Dubai: 5 of the city's most talked about restaurants

Dec 03, 2012


Reflets, Intercontinental
Dubai Festival City
One of the most lauded chefs in the world, Pierre Gagnaire began his career impressing the ultra-fussy diners of Paris. Now the great Frenchman has restaurants around the planet, including the ever-popular Reflets in Dubai. This is classic French nouvelle cuisine, with all the pomp, ceremony and formality one might expect in Gagnaire’s homeland. Unusually for Dubai, the menu is seasonal, so it’s always worth checking the website ahead of visiting. However, if you like foie gras, fine wine and micro dishes with a dozen ingredients then this is the place for you.

Table 9, Hilton Dubai Creek
Famous for his Vesuvian fits of rage and colourful language, it’s hard to imagine Gordon Ramsay fitting into life in Dubai. Still, as ruthless a businessman as he is a furious chef, Ramsay put his name to Verre, which proved hugely popular for a decade. Last year the partnership was dissolved, leaving his protgs Nick Alvis and Scott Price to develop their own brand, Table 9. Maintaining those excellent standards but offering a bit more of a relaxed dining experience the new restaurant has gone from strength to strength and now offers a cookery school of its own.

Nobu, Atlantis
Unless you’re staying in the sprawling Atlantis resort at the end of Dubai’s iconic Palm development, Nobu is fairly out of the way. However, if you’re a fan of Japanese food then it’s very much worth making the journey out to the water’s edge. These days Nobu is represented from Melbourne to Malibu and Dubai has also fallen for his charms. Some of the most popular fusion dishes here include his signature sashimi tacos and spicy quail tempura.

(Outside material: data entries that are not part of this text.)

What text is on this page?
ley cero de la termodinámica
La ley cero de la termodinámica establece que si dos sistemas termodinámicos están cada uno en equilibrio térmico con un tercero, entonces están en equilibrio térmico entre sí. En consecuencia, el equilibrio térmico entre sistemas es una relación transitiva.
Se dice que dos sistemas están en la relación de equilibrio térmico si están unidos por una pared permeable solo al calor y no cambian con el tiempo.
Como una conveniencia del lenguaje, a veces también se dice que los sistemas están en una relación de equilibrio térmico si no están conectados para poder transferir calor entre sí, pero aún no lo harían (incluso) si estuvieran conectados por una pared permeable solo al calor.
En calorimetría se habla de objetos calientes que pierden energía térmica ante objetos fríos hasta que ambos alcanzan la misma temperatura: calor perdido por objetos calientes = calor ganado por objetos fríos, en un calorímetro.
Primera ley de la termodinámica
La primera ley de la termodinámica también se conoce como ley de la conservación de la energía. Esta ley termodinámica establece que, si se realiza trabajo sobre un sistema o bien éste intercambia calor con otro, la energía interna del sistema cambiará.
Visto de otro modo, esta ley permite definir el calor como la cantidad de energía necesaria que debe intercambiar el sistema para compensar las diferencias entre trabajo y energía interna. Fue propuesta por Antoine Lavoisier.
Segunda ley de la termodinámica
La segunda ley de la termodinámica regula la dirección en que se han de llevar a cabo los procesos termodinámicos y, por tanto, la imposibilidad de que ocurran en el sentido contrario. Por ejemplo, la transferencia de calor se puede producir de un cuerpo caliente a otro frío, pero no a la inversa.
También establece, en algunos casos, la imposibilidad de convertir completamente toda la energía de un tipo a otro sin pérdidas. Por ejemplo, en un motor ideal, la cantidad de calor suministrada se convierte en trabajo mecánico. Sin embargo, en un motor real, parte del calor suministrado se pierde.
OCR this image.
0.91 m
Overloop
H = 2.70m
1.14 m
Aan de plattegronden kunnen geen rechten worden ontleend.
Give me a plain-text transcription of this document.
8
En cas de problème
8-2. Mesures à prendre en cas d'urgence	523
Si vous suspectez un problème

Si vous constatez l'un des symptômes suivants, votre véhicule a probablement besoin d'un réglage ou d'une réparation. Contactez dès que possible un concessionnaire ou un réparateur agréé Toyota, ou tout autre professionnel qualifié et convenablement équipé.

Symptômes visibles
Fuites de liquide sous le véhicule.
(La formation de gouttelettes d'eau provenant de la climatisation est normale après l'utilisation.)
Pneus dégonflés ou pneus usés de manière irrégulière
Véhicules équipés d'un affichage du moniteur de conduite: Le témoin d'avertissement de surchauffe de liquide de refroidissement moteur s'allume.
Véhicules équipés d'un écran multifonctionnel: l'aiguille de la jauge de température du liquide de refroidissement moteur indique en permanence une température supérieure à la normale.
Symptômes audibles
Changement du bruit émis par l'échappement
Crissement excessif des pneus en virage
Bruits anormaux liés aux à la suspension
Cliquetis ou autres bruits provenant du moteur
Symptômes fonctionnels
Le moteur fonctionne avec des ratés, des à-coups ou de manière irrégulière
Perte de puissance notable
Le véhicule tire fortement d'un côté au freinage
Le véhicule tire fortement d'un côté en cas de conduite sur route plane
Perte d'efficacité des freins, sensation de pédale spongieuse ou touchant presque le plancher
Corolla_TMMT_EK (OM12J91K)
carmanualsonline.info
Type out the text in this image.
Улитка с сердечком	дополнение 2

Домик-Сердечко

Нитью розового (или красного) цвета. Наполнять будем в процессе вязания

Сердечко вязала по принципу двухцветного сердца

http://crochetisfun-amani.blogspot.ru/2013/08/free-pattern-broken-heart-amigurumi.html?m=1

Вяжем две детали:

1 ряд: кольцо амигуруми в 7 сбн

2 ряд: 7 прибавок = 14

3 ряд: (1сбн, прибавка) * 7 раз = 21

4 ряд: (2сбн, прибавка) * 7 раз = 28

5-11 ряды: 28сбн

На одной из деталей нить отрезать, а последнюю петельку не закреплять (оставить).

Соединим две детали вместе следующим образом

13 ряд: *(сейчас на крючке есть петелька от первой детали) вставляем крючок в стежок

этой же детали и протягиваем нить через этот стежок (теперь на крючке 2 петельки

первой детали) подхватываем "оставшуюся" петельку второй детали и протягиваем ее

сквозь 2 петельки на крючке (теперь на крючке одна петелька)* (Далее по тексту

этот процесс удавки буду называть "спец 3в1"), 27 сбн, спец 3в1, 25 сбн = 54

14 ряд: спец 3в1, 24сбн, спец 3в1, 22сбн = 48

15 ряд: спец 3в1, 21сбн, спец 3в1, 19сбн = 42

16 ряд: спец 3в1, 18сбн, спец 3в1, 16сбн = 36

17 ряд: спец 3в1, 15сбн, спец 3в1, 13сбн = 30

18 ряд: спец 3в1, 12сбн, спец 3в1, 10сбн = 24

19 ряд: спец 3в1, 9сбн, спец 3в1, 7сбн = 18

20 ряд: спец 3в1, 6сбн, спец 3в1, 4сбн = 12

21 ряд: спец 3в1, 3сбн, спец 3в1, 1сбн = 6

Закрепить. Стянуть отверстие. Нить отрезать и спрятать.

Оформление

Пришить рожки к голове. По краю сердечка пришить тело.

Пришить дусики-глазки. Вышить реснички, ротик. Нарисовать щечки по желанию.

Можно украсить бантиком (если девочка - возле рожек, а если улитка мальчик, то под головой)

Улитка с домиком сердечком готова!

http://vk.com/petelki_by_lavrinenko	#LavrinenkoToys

Rhodes Mezzanine, Grosvenor House
British favourite Gary Rhodes has made a real home for himself at Grosvenor House in Dubai. Long regarded as one of the finest eateries in the city, the light, bright and overwhelmingly white restaurant offers international diners a version of British cuisine that, in truth, probably overstates the true standard back home. In other words, you wouldn’t typically find white tomato soup or a braised squab pigeon with white asparagus and rich lemon gravy on a menu in the UK. Thankfully, you do here.

Titanic, Melia Hotel
Controversial chef Marco Pierre White isn’t technically a Michelin-starred chef anymore – he handed them all back in a strop. He is still, however, a dedicated restaurateur, and his latest offering in Dubai, the newly opened Titanic, is already turning heads. Although probably not the best choice for vegetarians, meat-lovers will rejoice at the magret of duck Marco Polo and the escalope of veal alla Millanese, among other dishes.